Byron's Babbles

Leading Like Yahtzee

Last week in our first gathering of our newest cohort of Florida 3D Leadership Program participants, we were discussing leadership being like chess or checkers. The participants even played chess and checkers while having the discussion. We had some great discussion related to this considering things like you must know your opponent, players have limited movements, checkers is at a smaller level, checkers and chess have different missions, playing chess is more like be a principal, playing checkers is more like being a teacher leader, and strategic movement/placement. Then, one group discussed that they thought leadership was more like playing Yahtzee. The game of Yahtzee then came up again in another discussion. I finally had to come clean with the group and admit I had never played Yahtzee or even knew how the game was played. Of course after the gathering was over I had to look up the game of Yahtzee and found that the group was right, there are leadership characteristics contained in the game of Yahtzee.

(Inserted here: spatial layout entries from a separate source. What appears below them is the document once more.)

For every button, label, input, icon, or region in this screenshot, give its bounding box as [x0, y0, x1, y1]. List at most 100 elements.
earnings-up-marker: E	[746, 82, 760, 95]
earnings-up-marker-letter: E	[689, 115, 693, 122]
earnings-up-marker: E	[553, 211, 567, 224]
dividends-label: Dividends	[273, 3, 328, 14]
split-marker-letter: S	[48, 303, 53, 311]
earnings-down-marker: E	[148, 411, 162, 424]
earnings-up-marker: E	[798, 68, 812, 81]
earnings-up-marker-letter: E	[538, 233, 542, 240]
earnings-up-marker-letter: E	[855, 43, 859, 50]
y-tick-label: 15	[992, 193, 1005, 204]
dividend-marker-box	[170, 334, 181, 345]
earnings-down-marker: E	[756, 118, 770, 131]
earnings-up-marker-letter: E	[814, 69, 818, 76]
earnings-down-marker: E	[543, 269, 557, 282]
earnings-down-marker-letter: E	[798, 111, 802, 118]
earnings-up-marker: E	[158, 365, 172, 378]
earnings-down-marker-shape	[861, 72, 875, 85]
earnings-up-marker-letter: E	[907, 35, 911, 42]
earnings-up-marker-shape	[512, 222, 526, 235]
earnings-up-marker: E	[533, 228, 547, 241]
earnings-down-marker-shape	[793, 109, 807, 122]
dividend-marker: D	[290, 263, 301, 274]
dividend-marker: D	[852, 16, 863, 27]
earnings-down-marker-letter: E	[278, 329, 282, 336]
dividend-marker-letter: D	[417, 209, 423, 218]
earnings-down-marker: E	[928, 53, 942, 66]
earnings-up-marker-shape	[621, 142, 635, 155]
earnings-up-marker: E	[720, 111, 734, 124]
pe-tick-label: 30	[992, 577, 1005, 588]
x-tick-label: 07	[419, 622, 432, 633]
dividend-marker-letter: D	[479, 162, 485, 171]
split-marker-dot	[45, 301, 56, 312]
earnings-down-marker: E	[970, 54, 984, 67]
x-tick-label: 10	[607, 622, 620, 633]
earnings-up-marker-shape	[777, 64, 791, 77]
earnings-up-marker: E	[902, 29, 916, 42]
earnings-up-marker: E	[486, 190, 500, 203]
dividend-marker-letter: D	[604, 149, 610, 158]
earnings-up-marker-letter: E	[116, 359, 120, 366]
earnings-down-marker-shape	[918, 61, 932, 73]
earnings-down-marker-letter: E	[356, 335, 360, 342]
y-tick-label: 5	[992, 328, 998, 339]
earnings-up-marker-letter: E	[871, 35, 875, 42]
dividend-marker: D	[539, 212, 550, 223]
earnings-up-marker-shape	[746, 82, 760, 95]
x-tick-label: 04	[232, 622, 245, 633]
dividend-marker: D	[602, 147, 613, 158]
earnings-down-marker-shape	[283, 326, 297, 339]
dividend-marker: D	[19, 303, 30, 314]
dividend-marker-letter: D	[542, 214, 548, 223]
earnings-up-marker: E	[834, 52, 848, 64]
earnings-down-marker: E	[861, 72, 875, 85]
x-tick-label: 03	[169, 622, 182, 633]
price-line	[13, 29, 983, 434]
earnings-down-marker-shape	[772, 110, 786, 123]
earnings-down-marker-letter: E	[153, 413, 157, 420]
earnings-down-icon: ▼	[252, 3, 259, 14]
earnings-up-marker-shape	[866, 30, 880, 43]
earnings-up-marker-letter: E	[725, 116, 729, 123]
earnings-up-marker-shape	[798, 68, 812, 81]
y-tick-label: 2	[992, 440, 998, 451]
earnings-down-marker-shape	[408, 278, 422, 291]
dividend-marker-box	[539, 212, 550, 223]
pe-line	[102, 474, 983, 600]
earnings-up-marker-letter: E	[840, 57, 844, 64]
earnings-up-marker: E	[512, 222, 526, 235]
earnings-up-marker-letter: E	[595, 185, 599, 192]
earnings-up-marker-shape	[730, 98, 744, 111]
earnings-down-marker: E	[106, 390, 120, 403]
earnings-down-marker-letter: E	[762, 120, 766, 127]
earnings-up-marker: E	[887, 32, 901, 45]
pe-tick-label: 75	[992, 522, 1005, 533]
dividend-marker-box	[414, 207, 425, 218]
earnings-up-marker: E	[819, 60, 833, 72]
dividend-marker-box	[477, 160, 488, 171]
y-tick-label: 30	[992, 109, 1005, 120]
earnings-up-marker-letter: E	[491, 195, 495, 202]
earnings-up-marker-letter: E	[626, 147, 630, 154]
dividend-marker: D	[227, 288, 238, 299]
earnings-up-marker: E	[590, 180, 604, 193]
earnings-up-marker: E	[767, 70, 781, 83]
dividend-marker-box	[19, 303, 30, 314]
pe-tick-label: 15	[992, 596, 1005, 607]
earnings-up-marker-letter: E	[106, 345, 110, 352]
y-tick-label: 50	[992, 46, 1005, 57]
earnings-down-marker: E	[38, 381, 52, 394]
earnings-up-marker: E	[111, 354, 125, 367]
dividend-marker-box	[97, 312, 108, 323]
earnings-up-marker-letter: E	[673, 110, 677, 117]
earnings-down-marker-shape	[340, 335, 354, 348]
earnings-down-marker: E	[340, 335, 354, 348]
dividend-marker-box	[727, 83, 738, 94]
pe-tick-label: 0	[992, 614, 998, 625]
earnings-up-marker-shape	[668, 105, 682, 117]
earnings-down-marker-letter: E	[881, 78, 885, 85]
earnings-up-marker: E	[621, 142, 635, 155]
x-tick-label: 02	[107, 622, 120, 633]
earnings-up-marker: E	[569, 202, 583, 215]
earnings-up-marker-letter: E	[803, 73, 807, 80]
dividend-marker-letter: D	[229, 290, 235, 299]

Actually, on the surface Yahtzee appears to be a simple game. Each player gets thirteen turns to complete their score card. The top section of the score card consists of numbers 1 thru 6. You need to roll three ones, three twos, three threes, etc. to get your “minimums.” You could also roll four fives (or four of anything), which comes in handy if you were only able to roll two threes on a previous turn. The idea on the top section is to score at least 63 total points, so you can get the 35-point bonus. If you get a “Yahtzee!” you score 50 points. That’s when you get all five dice to be the same during your turn. Some players focus solely on getting Yahtzee at the expense of everything else. Some people really work hard count on getting the Yahtzee. From my studying, however, a balanced scorecard is more beneficial to winning the game. Balance is important in leadership as well. In education for example there must be balanced effectiveness in governance, financial health, student performance and achievement, or teacher effectiveness. Concentrating on any one of these and forgetting the rest would be disastrous to the school.

Yahtzee seems like a game of chance. It’s much more. It’s a game of decisions and imperfect trade-offs. Wow, doesn’t that sound a little like leadership. So, there is actually some genius in comparing leadership to the game of Yahtzee. We must at some point fully form our approach to decision making. Success, failure, decisions, and sacrifices are in play with every turn while playing Yahtzee. Excellent practice for leading in real time. The game of Yahtzee is completely random. But, as leaders we know that sometimes completely random things happen. Therefore, something completely random and driven by chance can be, as we can learn from playing Yahtzee, be managed within a solid set of priorities and strategies. Do you have other ways you would compare playing Yahtzee to leading effectively?